Imaginez une classe de CM1 ordinaire, quelque part en France. Vingt-cinq élèves, dont cinq ne parlent presque pas français en arrivant en septembre. Un sur cinq utilise une autre langue à la maison. Ce n’est plus une exception : c’est devenu la norme dans des milliers d’établissements. Et les chiffres parlent d’eux-mêmes : depuis 2007, le nombre d’élèves allophones nouvellement arrivés a explosé de 153 %.
L’école française face à un défi sans précédent
Cette réalité, longtemps minimisée ou passée sous silence, commence à être chiffrée avec précision. Les dispositifs spécifiques se multiplient, les enseignants s’épuisent, et les résultats du pays continuent de chuter dans tous les classements internationaux. L’immigration n’est pas la seule cause de nos difficultés éducatives, mais elle les amplifie de façon spectaculaire.
Derrière les statistiques se cache une transformation profonde du visage de l’école républicaine.
Qui sont ces élèves allophones ?
Le terme « allophone » désigne un élève dont la langue maternelle ou habituelle n’est pas le français. On distingue deux grandes catégories :
- Les élèves nouvellement arrivés en France (EANA), souvent scolarisés pour la première fois à 12, 14 ou 16 ans.
- Les enfants nés en France mais qui ne parlent pas français à la maison.

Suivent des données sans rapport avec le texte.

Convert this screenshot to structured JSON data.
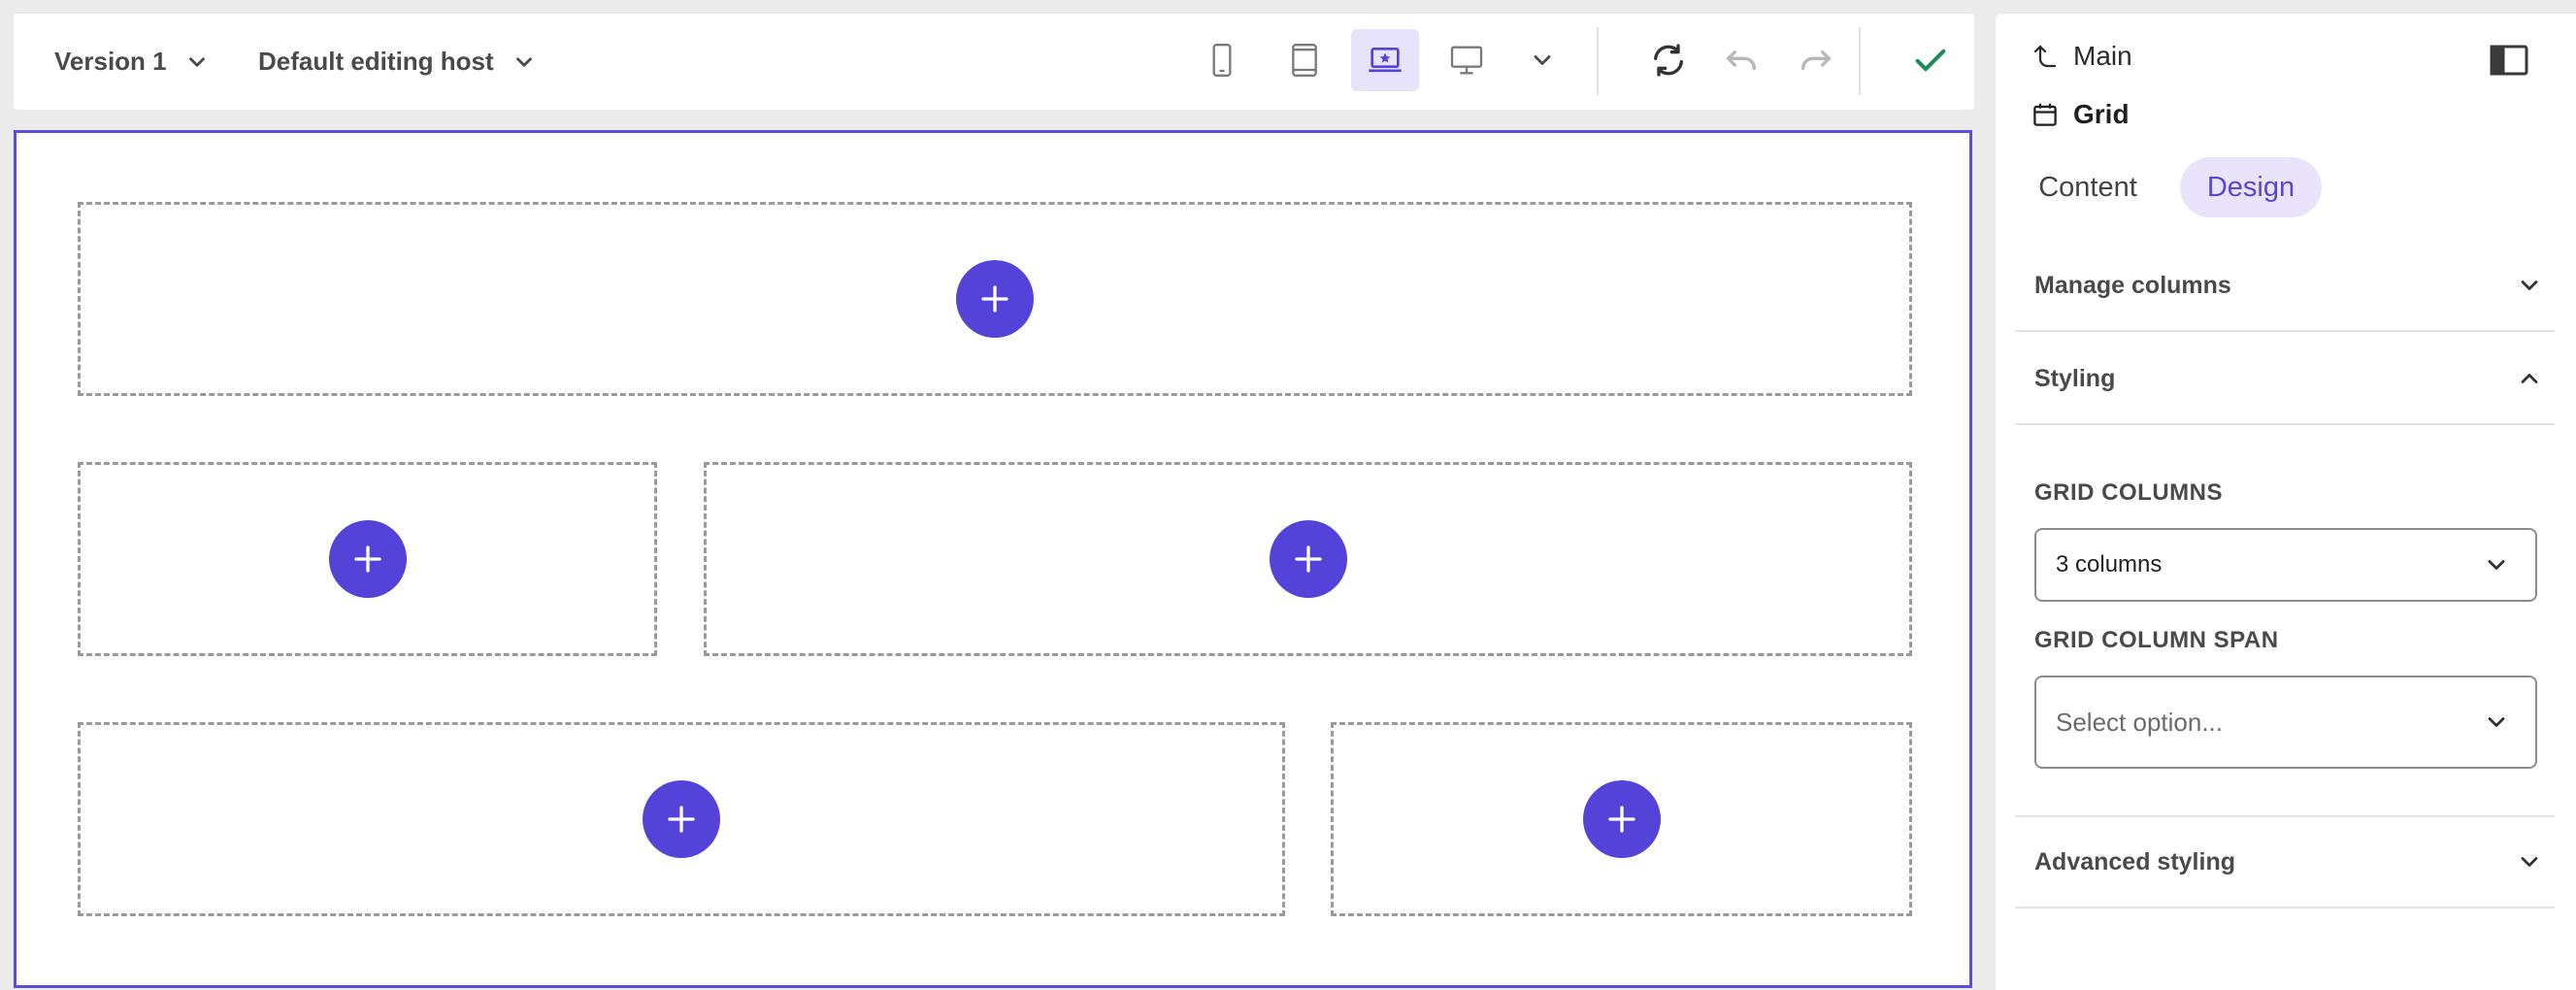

En 2022, près de 48 % des enfants issus de l’immigration ne maîtrisaient pas suffisamment le français à la maison, contre 40 % dix ans plus tôt. La progression est constante.
Et parmi les nouveaux arrivants, on compte une majorité écrasante de garçons, parfois jamais scolarisés dans leur pays d’origine. Leur prise en charge mobilise des moyens considérables.
Des écarts qui ne s’expliquent pas seulement par le milieu social
À milieu social équivalent, les performances restent très différentes selon les origines. Les études comparatives sont formelles : il existe un écart moyen de 17 points en mathématiques entre élèves immigrés et enfants d’autochtones.
Ce constat dérange, mais il est documenté. Il ne s’agit pas de stigmatiser des individus, mais de regarder la réalité en face pour mieux agir.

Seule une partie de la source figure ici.